Found a great article on clickjacking, which is a kind of amorphous web hacking technique. The article is here:
http://hackademix.net/2008/09/27/clickjacking-and-noscript/
Basically the gist of clickjacking is that it is like an XSRF attack combined with some javascript trickery. Say for example you are targeting a victim whom you know banks at XYZ bank online. Say you also know that XYZ bank's website lets users persist their sessions, so that you can reasonably assume that if you can get the victim to visit a page you control, their browser might already be "pre-authenticated" to that bank. Say also you know that a specially formatted URL at XYZ, for example
http://www.xyzbank.com/transferfunds?targetaccount=<acct number>, will cause funds to be transferred.

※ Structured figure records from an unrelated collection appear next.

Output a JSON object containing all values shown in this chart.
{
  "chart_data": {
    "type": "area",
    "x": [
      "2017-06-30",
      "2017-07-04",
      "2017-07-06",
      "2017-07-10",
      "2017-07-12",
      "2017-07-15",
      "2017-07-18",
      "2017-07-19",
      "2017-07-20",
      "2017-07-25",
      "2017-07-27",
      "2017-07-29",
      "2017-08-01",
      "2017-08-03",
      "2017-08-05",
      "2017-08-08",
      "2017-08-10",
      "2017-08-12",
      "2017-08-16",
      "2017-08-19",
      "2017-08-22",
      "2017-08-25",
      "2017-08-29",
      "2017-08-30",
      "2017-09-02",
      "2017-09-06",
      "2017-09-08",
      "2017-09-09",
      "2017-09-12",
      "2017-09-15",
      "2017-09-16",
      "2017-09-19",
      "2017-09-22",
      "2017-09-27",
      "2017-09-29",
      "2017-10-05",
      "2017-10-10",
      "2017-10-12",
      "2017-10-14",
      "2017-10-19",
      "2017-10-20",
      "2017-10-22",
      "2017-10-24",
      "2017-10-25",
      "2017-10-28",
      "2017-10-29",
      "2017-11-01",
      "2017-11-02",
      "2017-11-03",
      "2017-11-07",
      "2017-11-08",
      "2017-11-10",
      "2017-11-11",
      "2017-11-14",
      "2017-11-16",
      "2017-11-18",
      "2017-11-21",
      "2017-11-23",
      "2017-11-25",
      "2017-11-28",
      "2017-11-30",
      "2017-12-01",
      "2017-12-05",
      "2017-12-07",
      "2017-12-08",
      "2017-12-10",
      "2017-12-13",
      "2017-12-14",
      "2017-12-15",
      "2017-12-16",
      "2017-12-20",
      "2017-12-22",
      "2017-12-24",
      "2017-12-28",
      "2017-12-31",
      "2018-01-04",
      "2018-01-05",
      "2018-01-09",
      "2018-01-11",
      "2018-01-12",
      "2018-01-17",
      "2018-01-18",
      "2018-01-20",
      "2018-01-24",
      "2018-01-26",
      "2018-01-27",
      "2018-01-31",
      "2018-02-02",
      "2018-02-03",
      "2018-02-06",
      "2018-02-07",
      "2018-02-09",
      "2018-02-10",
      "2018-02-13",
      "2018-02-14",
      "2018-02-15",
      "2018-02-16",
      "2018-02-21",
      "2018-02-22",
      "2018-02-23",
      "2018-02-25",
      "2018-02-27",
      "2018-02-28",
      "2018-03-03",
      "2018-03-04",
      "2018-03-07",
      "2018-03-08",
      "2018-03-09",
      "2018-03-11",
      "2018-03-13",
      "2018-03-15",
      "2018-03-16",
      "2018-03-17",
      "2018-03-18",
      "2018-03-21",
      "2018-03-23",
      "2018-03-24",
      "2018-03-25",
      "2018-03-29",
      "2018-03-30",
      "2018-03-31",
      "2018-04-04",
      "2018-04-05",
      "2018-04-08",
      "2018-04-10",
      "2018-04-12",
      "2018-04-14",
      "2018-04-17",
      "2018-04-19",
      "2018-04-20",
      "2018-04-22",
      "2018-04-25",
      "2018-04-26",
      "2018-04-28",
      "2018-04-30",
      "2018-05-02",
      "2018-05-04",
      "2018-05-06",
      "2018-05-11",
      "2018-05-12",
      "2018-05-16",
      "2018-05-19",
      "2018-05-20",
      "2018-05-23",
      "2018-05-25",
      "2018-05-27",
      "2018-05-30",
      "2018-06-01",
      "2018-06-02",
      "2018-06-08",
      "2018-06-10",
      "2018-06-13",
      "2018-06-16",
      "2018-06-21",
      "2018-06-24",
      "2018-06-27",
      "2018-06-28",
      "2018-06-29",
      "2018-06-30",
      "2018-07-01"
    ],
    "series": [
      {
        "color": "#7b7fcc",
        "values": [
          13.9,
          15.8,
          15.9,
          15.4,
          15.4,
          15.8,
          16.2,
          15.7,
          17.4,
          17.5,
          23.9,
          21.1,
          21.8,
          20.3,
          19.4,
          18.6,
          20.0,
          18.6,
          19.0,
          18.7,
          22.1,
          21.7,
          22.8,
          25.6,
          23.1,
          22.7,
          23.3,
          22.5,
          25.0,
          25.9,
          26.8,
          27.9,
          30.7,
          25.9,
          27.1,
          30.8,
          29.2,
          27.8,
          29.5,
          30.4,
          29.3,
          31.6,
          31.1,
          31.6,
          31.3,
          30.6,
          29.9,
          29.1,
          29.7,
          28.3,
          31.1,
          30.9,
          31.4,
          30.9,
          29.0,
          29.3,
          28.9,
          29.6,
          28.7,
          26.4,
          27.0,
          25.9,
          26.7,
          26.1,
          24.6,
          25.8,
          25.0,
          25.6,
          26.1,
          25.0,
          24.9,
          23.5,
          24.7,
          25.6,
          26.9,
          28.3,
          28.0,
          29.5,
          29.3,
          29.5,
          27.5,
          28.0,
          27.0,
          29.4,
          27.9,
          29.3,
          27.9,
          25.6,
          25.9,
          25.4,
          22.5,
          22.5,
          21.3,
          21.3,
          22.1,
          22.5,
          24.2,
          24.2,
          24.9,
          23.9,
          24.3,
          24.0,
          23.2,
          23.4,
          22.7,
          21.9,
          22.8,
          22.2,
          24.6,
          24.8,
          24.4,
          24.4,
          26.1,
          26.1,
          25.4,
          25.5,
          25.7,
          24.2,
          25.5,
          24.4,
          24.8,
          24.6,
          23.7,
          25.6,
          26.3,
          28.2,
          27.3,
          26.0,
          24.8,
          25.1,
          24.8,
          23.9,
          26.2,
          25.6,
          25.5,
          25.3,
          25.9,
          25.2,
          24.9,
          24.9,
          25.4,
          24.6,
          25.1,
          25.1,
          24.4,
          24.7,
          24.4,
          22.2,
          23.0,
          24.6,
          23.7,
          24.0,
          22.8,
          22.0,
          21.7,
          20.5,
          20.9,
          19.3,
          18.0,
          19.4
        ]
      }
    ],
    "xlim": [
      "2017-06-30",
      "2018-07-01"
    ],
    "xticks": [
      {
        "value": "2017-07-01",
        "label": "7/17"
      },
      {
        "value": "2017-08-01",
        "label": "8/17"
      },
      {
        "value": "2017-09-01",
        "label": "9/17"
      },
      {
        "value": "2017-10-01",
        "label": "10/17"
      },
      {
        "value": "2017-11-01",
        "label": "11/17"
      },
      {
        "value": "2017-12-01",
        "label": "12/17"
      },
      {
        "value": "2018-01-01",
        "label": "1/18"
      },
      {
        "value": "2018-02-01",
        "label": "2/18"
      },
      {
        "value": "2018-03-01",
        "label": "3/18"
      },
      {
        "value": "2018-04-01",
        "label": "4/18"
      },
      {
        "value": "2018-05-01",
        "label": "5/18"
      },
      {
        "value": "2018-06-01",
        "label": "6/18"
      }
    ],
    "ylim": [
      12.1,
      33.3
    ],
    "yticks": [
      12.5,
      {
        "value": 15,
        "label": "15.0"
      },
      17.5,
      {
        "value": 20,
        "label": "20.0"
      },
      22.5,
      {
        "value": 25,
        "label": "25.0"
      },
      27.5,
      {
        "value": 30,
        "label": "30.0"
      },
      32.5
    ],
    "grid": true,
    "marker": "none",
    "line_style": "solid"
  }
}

The problem is that users these days are getting more wary of clicking on any link on web pages that they visit. Here is where clickjacking comes in: using javascript you place an "invisible button" underneath the user's mouse cursor. This invisible button is always underneat the mouse cursor and thus will register an onClick event no matter where the user clicks on the page. You can make the action of this button open your malicious XSRF funds transfer URL and the user will never know that they (via their already logged-in web brower and it's stored cookies) just transferred funds to your account.
From the article:
"Think of any button on any Web site, internal or external, that you can
get to appear between the browser walls, wire transfers on banks, Digg
buttons, CPC advertising banners, Netflix queue, etc. The list is
virtually endless and these are relatively harmless examples. Next,
consider that an attack can invisibly hover these buttons below the
users' mouse, so that when they click on something they visually see,
they actually are clicking on something the attacker wants them to. […]
Say you have a home wireless router that you had authenticated prior to
going to a [malicious] web site. [The web site] could place a tag under
your mouse that frames in a single button an order to the router to,
for example, delete all firewall rules."
Good stuff. As I said before, buffer overflows are to the last 10 years as web application hacks are to the next 10 years.